Morre o maior mito da história da música pop, o gênio Michael Jackson. O fim da era das grandes gravadoras tem agora seu marco.
A única necessidade imutável do mercado é a mudança contínua. Michael Jackson levou a sério o pressuposto e o conduziu a seu limite, marcando em seu próprio corpo a volubilidade do mercado pop. Dessa forma, sem se dar conta e contra sua vontade, acabou por revelar o caráter monstruoso do processo, o quanto ele carrega de negação de identidade. Pagou o preço por incorporar em si a essência do mercado, fazendo inocentemente (ele nunca cresceu de fato) o que Marlyn Manson faz de modo crítico e distanciado, e Madonna e David Bowie (nos primórdios) fizeram por meio de personagens. Michael, por ser mais talentoso, foi mais sincero e assumiu o caráter fictício do mundo pop como verdade. Ele era negro e branco, heterossexual e gay, adulto e criança, anjo e  monstro, sexy e virgem, transitando por entre todas as categorias assim como a música pop (na qual ele foi um dos maiores mestres, quase seu sinônimo) tem a vocação intrínseca de juntar todas as manifestações artísticas do planeta em uma só forma. Nesse ponto o pop faz as mesmas promessas que o capitalismo: um mundo onde todas as diferenças aparecem conciliadas por uma mão invisível, o próprio espírito absoluto. O corpo (no sentido amplo, sua “figura”) de Michael — evidência inegável — revelava o caráter deformado da utopia mercadológica, que se oculta mediante estratégicas classificatórias, como público, tribo e, no plano formal, gênero. Michael era inclassificável, um antissujeito, realização maior — e por isso mesmo, inconfessável — da sociedade de consumo. Nem como rebelde ele podia ser classificado (ou como ET), porque sua “deformidade” devia-se, em última instância, a um apego excessivo — no limite da autonegação — à norma. A estratégia midiática foi procurar associar a imagem ao imaginário, criando um monstro sem nariz ou etnia (por isso nem mesmo enquadrável em alguma minoria qualquer), comedor de criancinha.

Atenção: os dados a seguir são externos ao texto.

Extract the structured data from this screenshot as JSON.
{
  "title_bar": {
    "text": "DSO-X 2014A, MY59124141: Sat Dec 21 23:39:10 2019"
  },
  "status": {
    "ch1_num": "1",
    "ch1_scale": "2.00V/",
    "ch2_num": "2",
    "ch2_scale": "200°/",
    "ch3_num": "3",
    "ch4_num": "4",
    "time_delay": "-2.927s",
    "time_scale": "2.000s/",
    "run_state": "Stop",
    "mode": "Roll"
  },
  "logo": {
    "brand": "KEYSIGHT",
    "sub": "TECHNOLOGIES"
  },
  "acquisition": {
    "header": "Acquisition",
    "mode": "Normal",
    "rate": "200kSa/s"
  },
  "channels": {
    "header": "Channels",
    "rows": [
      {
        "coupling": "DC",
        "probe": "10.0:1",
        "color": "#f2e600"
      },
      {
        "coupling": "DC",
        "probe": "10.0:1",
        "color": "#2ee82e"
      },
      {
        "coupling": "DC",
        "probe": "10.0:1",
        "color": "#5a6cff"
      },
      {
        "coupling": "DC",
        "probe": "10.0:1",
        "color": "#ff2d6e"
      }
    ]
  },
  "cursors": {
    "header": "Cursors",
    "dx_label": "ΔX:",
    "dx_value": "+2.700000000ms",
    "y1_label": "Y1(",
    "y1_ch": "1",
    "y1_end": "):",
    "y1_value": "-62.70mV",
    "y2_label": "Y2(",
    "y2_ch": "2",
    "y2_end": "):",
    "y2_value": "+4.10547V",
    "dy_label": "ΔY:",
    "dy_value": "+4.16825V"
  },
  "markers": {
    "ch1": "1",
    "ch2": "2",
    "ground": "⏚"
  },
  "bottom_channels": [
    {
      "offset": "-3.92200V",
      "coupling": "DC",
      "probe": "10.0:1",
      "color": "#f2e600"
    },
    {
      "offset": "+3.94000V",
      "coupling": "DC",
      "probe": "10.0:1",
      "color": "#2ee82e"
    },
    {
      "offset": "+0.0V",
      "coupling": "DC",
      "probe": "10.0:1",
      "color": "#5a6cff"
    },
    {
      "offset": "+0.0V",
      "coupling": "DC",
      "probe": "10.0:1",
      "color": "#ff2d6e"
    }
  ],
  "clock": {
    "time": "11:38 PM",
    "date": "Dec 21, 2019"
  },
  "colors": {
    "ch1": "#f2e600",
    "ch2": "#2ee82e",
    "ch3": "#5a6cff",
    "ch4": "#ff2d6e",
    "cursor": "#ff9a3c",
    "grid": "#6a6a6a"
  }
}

O maior mito do mundo pop acreditou e incorporou visceralmente a própria mitologia, revelando desse modo a face negativa que o mercado, para sua própria sobrevivência, precisa esconder. Por essa razão, mais do que por qualquer outra acusação, real ou fictícia — nunca se provou nada, é sempre bom lembrar, diferente do que aconteceu com o pedófilo do Peter Touschand, muito menos importante — é que Michael foi perseguido e esculhambado, especialmente por aqueles que ajudaram a criar o mito.
Fica a música, e o talento. Esse sim, inquestionável. Que seja bem encaminhado pelos braços de Omolu, até o colo de Nanã.